Continuous pseudo-labeling from the start

Authors: Dan Berrebbi, Ronan Collobert, Samy Bengio, Navdeep Jaitly, Tatiana Likhomanenko

ICLR 2023 | Conference PDF | Archive PDF | Plain Text | LLM Run Details

Reproducibility Variable Result LLM Response
Research Type Experimental In this paper we show how we can do this by dynamically controlling the evolution of PLs during the training process in ASR. To the best of our knowledge, this is the first study that shows the feasibility of generating PLs from the very start of the training. We are able to achieve this using two techniques that avoid instabilities which lead to degenerate models that do not generalize. Firstly, we control the evolution of PLs through a curriculum that uses the online changes in PLs to control the membership of the cache of PLs and improve generalization. Secondly, we find that by sampling transcriptions from the predictive distribution, rather than only using the best transcription, we can stabilize training further. With these techniques, our ST models match prior works without an external language model. All our experiments are performed using the Libri Speech dataset (Panayotov et al., 2015).
Researcher Affiliation Collaboration Dan Berrebbi Carnegie Mellon University dberrebb@andrew.cmu.edu Ronan Collobert, Samy Bengio, Navdeep Jaitly, Tatiana Likhomanenko Apple {collobert,bengio,njaitly,antares}@apple.com
Pseudocode Yes Algorithm 1: slim IPL algorithm and our proposed changes (red deletion and green addition)
Open Source Code No We aim to open source the code of our method and experiments soon.
Open Datasets Yes All our experiments are performed using the Libri Speech dataset (Panayotov et al., 2015). We use the train-clean-360 and train-other-500 regular subsets as unlabeled data, and consider either a subset of 10h randomly drawn from train-clean-100, or the full 100h set (train-clean-100) as labeled data.
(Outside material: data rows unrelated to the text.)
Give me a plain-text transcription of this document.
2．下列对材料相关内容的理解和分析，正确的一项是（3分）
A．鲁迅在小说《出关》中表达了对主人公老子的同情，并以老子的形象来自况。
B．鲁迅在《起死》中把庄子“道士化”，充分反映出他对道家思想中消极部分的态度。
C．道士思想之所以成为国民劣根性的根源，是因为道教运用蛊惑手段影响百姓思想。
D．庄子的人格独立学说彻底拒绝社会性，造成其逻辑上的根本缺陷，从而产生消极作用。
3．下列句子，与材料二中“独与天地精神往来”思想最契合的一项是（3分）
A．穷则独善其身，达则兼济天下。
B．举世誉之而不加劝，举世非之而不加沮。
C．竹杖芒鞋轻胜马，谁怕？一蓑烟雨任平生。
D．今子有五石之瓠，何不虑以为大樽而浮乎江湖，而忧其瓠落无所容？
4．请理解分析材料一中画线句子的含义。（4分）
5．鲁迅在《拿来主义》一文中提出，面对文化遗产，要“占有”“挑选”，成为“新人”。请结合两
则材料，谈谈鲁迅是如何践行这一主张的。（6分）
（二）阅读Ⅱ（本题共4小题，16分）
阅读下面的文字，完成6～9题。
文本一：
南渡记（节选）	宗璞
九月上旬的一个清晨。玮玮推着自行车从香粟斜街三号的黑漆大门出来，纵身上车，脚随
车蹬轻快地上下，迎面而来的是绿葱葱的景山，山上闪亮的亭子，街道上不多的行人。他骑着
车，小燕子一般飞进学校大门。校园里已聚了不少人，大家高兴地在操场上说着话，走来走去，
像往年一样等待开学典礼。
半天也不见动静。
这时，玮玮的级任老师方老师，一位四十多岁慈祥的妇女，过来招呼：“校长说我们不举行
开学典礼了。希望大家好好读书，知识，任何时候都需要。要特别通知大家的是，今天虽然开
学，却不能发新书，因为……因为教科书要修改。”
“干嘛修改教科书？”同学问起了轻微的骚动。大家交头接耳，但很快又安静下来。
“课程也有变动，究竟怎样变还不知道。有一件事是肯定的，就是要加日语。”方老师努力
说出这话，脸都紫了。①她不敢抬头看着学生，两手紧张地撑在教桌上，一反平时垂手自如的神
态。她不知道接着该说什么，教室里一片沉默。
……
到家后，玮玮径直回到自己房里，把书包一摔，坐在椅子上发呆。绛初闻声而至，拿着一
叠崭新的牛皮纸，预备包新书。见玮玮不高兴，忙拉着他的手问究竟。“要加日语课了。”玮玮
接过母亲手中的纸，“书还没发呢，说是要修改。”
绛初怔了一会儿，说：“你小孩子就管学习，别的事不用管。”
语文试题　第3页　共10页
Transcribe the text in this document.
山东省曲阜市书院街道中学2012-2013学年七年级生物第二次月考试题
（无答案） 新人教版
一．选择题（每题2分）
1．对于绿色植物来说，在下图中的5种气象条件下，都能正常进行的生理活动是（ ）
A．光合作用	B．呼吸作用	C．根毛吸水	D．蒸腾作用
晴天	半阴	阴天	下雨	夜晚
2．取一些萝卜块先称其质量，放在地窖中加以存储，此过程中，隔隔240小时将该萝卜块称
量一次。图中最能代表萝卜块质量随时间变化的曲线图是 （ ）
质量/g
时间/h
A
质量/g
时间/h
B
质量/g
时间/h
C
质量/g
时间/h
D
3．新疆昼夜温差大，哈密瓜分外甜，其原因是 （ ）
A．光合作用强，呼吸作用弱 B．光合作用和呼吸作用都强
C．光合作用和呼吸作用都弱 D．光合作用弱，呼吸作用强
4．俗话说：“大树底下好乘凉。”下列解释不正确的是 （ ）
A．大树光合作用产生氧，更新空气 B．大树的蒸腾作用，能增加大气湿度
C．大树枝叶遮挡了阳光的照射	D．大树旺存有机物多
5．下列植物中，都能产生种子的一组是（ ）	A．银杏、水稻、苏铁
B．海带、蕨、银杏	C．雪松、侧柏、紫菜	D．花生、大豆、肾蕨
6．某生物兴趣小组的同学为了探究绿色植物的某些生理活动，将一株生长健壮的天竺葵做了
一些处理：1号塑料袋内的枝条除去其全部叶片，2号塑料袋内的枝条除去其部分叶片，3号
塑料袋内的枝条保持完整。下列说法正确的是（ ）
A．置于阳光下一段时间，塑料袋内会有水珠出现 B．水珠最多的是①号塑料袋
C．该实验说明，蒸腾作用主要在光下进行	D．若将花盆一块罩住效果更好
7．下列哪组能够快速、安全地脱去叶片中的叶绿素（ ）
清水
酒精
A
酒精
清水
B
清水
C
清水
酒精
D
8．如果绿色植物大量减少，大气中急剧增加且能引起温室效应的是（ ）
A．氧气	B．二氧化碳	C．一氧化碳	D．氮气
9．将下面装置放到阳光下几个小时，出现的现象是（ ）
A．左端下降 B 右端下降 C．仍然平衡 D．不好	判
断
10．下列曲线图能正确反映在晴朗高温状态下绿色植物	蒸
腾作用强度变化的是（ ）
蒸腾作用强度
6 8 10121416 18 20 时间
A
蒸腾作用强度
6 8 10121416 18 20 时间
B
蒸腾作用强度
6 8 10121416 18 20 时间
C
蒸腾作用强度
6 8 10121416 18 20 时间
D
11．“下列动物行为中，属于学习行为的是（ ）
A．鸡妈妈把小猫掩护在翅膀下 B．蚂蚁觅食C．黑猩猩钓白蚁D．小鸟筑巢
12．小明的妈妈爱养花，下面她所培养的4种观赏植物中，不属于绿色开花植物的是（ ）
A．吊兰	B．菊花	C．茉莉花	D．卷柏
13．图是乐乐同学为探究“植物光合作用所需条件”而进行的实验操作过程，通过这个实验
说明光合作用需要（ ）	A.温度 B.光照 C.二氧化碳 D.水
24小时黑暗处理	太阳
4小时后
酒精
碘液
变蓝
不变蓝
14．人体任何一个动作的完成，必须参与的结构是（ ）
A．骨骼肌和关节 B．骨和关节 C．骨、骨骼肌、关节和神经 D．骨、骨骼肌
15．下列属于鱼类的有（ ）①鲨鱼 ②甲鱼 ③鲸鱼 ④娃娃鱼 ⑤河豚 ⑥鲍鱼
Comparisons with existing works are also provided using the 10h subset from Libri-Light (Kahn et al., 2020b)1. In addition, we evaluate the final configuration of our methods on the Common Voice dataset Ardila et al. (2020) for French language where we sample 10h and 100h from the train set to use as labeled data and the rest as unlabeled data (see Appendix A.3).
Dataset Splits Yes All our experiments are performed using the Libri Speech dataset (Panayotov et al., 2015). We use the train-clean-360 and train-other-500 regular subsets as unlabeled data, and consider either a subset of 10h randomly drawn from train-clean-100, or the full 100h set (train-clean-100) as labeled data. Comparisons with existing works are also provided using the 10h subset from Libri-Light (Kahn et al., 2020b)1. In addition, we evaluate the final configuration of our methods on the Common Voice dataset Ardila et al. (2020) for French language where we sample 10h and 100h from the train set to use as labeled data and the rest as unlabeled data (see Appendix A.3). All hyper-parameters and model selections are performed using devclean and dev-other sets. We report final token (TER) or word (WER) error rates on test-clean and test-other sets.
Hardware Specification Yes All models are trained on tf32 tensor cores of 8 Ampere A100 40GB GPUs for a maximum of 500k updates.
Software Dependencies No The paper mentions software components like 'Adagrad optimizer', 'CTC loss', and 'Spec Augment', but does not provide specific version numbers for these or other software dependencies required for replication.
Experiment Setup Yes All models are trained with CTC loss and Adagrad optimizer with linear warmup period of 64k steps, constant learning rate of 0.03 and step-wise (by 2) learning rate decay at the end of training. All models are trained on tf32 tensor cores of 8 Ampere A100 40GB GPUs for a maximum of 500k updates. We use either a static batch of 8 examples or a dynamic batch that packs 290s of audio per GPU. By default we use C = 1000, λ = 1, M = 0.